Opening up iPod

French parliamentarians finished drafting a law on Friday that would open up Apple’s market-leading iTunes online music store to portable music players other than its popular iPods.

The new law, now set for a vote on Tuesday, would allow consumers to
circumvent software that protects copyrighted material — known as
digital rights management (DRM) — if it is done to convert digital
content from one format to another. Using such software is currently
illegal in much of the world.

This is expected to pass, here is the article.

My take: The French are probably still at the point where the songs aren’t making money but rather serve as loss leaders for the hardware.  A legally forced unbundling could induce Apple to leave the market, if only to send other governments a message.

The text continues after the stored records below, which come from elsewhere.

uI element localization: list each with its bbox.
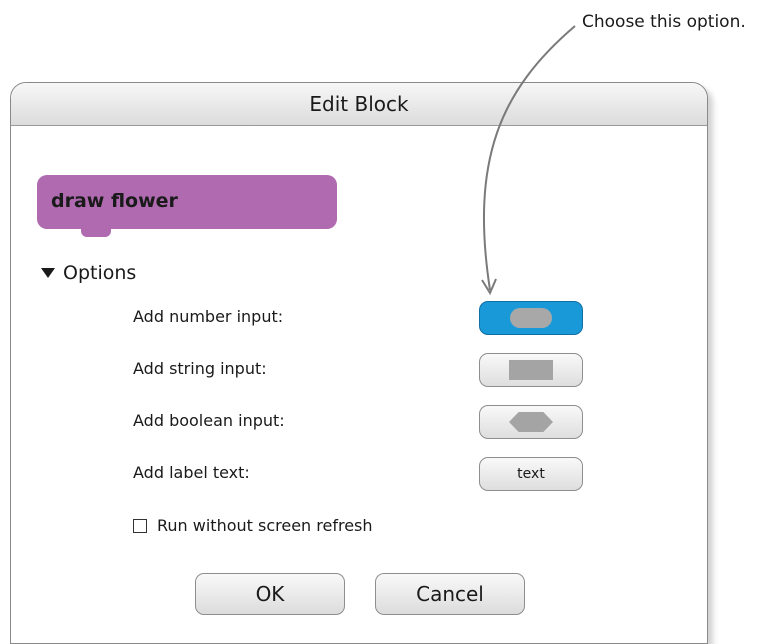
- callout-text: Choose this option.: [582, 12, 746, 32]
- custom-block-preview[interactable]: draw flower: [37, 175, 337, 237]
- option-label-number: Add number input:: [133, 307, 284, 326]
- option-label-text: Add label text:: [133, 463, 250, 482]
- option-label-boolean: Add boolean input:: [133, 411, 285, 430]
- label-text-button-text: text: [517, 466, 545, 482]
- options-toggle[interactable]: Options: [41, 262, 136, 284]
- run-without-refresh-checkbox[interactable]: [133, 518, 147, 533]
- ok-button[interactable]: OK: [195, 573, 345, 615]
- run-without-refresh-option[interactable]: Run without screen refresh: [133, 516, 373, 535]
- add-boolean-input-button[interactable]: [479, 405, 583, 439]
- option-label-string: Add string input:: [133, 359, 267, 378]
- rectangle-slot-icon: [509, 360, 553, 380]
- oval-slot-icon: [510, 308, 552, 328]
- triangle-down-icon: [41, 268, 55, 278]
- run-without-refresh-label: Run without screen refresh: [157, 516, 373, 535]
- add-string-input-button[interactable]: [479, 353, 583, 387]
- hexagon-slot-icon: [509, 412, 553, 432]
- add-label-text-button[interactable]: text: [479, 457, 583, 491]
- block-label: draw flower: [51, 190, 178, 212]
- add-number-input-button[interactable]: [479, 301, 583, 335]
- options-label: Options: [63, 262, 137, 284]
- edit-block-dialog: Edit Block draw flower Options Add numbe…: [10, 82, 708, 644]
- block-notch: [81, 229, 111, 237]
- cancel-button[interactable]: Cancel: [375, 573, 525, 615]
- dialog-title: Edit Block: [11, 83, 707, 126]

More generally, song prices are relatively low early on to induce people to lock into the technology.  If you forbid lock-in, early period song prices and indeed hardware prices will be higher than otherwise (think of market exit as the limiting case).  But will forced unbundling make prices lower in the long run, due to the growing competitiveness of the market?  My guess is no.  Something better than iPod will come along within five or ten years, so the relevant form of future lower prices is "higher quality."  Allowing monopoly profits, rather than confiscating them, is the way to get there more quickly and more decisively.  By enforcing interchangeability at such an early stage in the process, the French will more likely get a lame rather than a cool version of a universal access platform.  How’s that for lock-in?